MAOS is a systematic and rigorous step beyond SAOS and a type of “sweet spot” for rheology: nonlinear enough to provide additional information, but still amenable to theoretical predictions. There is still much to explore in this developing area, which will benefit from more researchers measuring and reporting MAOS signatures of theoretical models, simulations, and experiments.


  1. Ewoldt RH, Bharadwaj NA (2013) Low-dimensional intrinsic material functions for nonlinear viscoelasticity.Rheologica Acta, 52(3):201–219.
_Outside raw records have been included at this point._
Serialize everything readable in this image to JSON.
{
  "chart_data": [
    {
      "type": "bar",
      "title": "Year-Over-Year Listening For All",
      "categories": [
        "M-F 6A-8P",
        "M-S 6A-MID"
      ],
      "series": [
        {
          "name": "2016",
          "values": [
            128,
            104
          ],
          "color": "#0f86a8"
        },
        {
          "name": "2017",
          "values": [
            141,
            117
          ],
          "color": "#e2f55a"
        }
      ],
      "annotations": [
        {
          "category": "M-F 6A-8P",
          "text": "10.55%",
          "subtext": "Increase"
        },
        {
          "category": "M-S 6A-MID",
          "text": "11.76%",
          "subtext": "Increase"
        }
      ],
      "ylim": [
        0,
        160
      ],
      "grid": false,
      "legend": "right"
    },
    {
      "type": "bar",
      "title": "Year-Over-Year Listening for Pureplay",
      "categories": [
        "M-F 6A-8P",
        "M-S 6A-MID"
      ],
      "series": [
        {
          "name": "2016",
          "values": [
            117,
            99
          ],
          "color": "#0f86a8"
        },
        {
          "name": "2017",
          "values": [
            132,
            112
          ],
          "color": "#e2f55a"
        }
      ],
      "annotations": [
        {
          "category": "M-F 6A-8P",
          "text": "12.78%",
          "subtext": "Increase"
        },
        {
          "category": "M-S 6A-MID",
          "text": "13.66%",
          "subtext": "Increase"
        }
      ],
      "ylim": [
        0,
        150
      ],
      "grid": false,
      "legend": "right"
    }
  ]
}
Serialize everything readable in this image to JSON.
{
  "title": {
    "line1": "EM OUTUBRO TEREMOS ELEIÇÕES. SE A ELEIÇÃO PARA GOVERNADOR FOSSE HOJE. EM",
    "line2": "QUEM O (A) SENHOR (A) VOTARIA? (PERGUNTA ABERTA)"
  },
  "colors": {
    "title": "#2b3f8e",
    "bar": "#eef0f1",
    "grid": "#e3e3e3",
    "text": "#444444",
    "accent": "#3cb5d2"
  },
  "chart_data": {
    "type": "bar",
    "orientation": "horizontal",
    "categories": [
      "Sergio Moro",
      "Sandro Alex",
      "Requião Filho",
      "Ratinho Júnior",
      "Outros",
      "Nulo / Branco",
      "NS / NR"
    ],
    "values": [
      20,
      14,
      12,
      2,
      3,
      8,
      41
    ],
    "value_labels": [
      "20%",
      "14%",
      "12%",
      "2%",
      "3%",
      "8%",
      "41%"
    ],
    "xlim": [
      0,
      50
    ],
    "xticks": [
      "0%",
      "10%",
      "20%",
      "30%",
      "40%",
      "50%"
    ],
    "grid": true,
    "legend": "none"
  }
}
  2. Singh PK, Soulages JM, Ewoldt RH (2018) Frequency-sweep medium-amplitude oscillatory shear (MAOS).Journal of Rheology, 62(1):277–293.
  3. Martinetti L, Carey-De La Torre O, Schweizer KS, Ewoldt RH (2018) Inferring the Nonlinear Mechanisms of a Reversible Network.Macromolecules, 51(21):8772–8789.
  4. Martinetti L, Soulages JM, Ewoldt RH (2018) Continuous relaxation spectra for constitutive models in medium-amplitude oscillatory shear.Journal of Rheology, 62(5):1271–1298.
  5. Martinetti L, Ewoldt RH (2019) Time-strain separability in medium-amplitude oscillatory shear.Physics of Fluids, 31(2):1–43.
  6. Blackwell BC, Ewoldt RH (2016) Non-integer asymptotic scaling of a thixotropic-viscoelastic model in large-amplitude oscillatory shear.Journal of Non-Newtonian Fluid Mechanics, 227:80–89.
  7. Natalia I, Ewoldt RH, Koos E (2020) Questioning a fundamental assumption of rheology: Observation of noninteger power expansions.Journal of Rheology, 64(3):625–635.